A
female
age
30-35,
*Ax
writes: hello,I'd like help with something that I don't understand. this is for people who like understanding other people's behaviours. I've noticed it mostly from guys. I'll explain it with an example. there was a guy on a bus that I knew from school, who I hadn't seen for years. he obviously noticed me as I walked past him, shouted out my name and said a friendly hello. after I said hello, his face went from smiling to 'not interested' and he looked away, signalling he didn't want a continued conversation. why did he go from smiling and then soon after his facial expression was the opposite? why do guys look happy to see you one moment and soon after the greeting they don't actually seem that pleased to see you? I've had this happen to me in clubs too with people I'm acquainted with and I carry on the conversation and after the greeting they seem like they want to get away?! I sometimes am not the one saying the first hello. also, I don't know if my looks have anything to do with it. I know people find me attractive so is it intimidation?! Thank you in advance for your help :) x Reply to this Question Share |
Fancy yourself as an agony aunt? Add your answer to this question! A
female
reader, xAx +, writes (9 January 2013):
xAx is verified as being by the original poster of the questionThank you for posting.

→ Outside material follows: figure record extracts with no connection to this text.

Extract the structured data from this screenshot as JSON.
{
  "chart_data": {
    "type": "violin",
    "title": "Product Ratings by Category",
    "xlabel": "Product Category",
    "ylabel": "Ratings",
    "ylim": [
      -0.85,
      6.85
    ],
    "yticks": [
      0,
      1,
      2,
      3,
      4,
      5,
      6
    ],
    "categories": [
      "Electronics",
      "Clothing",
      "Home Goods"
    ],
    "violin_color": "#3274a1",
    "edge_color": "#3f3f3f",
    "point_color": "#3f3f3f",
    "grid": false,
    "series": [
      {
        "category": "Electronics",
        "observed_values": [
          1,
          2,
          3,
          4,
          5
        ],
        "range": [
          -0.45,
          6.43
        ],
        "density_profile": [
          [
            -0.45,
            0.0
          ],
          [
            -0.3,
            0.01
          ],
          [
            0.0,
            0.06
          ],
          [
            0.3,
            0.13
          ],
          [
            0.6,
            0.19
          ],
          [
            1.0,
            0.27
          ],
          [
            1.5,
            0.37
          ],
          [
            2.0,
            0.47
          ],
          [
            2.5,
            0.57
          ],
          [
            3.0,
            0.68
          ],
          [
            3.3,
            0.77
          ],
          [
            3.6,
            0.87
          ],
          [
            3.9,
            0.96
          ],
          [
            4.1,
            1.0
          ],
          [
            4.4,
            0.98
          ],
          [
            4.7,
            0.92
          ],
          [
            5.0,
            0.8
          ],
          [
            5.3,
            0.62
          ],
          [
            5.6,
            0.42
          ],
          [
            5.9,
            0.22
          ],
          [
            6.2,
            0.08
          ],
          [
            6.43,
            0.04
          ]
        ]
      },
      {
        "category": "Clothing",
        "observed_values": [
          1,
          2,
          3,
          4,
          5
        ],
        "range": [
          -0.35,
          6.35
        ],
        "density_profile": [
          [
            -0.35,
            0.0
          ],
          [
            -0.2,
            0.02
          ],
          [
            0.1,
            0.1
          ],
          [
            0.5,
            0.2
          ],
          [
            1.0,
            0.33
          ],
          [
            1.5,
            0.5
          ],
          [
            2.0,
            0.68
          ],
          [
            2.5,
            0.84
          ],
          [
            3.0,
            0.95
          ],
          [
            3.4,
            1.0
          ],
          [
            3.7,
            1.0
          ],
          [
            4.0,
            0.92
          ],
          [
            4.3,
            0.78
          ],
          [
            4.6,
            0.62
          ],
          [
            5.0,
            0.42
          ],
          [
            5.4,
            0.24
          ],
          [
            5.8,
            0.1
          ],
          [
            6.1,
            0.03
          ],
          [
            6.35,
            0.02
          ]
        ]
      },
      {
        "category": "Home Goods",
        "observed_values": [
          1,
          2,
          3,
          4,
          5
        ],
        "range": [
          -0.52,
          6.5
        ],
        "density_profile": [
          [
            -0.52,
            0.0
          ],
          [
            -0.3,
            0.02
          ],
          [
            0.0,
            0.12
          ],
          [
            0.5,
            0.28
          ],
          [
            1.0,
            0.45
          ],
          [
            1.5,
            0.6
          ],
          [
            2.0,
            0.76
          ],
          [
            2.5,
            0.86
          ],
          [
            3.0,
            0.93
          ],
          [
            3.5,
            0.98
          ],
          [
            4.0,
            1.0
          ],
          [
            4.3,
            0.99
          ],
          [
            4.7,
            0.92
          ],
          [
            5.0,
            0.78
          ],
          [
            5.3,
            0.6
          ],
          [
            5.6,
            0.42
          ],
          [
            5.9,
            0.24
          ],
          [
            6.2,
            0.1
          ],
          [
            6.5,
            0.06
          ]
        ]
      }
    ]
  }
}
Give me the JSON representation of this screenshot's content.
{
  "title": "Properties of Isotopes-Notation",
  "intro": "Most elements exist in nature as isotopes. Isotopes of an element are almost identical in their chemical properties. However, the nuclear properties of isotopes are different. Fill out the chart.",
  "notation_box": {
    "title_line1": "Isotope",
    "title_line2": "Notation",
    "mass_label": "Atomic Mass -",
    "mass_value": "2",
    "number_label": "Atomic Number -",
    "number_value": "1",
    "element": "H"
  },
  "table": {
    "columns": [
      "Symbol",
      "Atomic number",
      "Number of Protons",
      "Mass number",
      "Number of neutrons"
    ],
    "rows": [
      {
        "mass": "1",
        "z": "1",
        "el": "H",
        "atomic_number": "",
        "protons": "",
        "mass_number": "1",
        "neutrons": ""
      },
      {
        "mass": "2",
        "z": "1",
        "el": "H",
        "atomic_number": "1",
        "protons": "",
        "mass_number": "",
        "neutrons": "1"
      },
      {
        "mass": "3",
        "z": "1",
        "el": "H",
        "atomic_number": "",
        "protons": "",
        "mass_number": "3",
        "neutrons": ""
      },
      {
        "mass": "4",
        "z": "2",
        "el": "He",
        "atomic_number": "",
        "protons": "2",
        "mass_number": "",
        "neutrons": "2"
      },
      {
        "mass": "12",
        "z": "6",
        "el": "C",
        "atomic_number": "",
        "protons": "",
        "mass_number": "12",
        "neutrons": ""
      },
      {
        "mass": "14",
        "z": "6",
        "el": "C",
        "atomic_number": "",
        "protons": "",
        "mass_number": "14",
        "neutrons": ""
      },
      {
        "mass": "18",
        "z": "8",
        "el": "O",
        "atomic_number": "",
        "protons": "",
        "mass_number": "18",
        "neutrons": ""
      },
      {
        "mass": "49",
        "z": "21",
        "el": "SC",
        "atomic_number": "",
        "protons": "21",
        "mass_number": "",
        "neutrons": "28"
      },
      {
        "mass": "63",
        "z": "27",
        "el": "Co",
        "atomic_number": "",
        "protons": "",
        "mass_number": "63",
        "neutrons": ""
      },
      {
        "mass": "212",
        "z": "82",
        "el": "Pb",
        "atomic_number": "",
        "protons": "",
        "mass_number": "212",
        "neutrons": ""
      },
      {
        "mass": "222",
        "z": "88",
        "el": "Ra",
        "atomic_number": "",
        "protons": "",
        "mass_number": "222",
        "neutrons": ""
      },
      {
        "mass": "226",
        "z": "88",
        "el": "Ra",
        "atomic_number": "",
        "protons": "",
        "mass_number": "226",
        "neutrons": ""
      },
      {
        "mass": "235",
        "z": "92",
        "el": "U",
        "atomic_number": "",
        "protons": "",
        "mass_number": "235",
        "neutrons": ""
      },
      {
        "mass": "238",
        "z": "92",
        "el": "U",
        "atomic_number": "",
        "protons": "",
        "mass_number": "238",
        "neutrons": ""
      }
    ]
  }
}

I do see where you're coming and I guess I was thinking too much into it :p
A
male
reader, Fatherly Advice +, writes (7 January 2013):
O K, xAx,
I'll take a stab at it. At least part of the problem is the way guys think. Guys thought processes are a lot like a waffle. Little boxes all lined up. When we are in a box it takes quite a bit to get us out of it. So when he saw you he jumped out of the box he was thinking about and did his greeting routine (which probably wasn't a real box, but a short pre-programmed set of actions and words. Then he slipped right back into the old box. Guys are very good are pre-programmed responses. It's a survival technique for us.
Women on the other hand evaluate every thought and connect it to every other thought. Like a spider web. You are trying to figure out how his greeting is connected to the blank look. Truth is it probably isn't related.
Now for an in depth analysis. It appears that you are one of those people who demand full greetings including certain elements. You mentioned a shout and a friendly hello. I've also seen the handshake or hug, or even a how are/ fine exchange. Whatever it is you demand the guys in your life have programed it in and do it without thinking. It seems that you only have shallow friendships.
So advice (at last). If you think I've got a handle on your situation, what you need to do is to strengthen your bonds. Get to know your friends better know what their hobbies and projects are. Ask them how they are going. In order for your conversations to get past greeting you need to share more.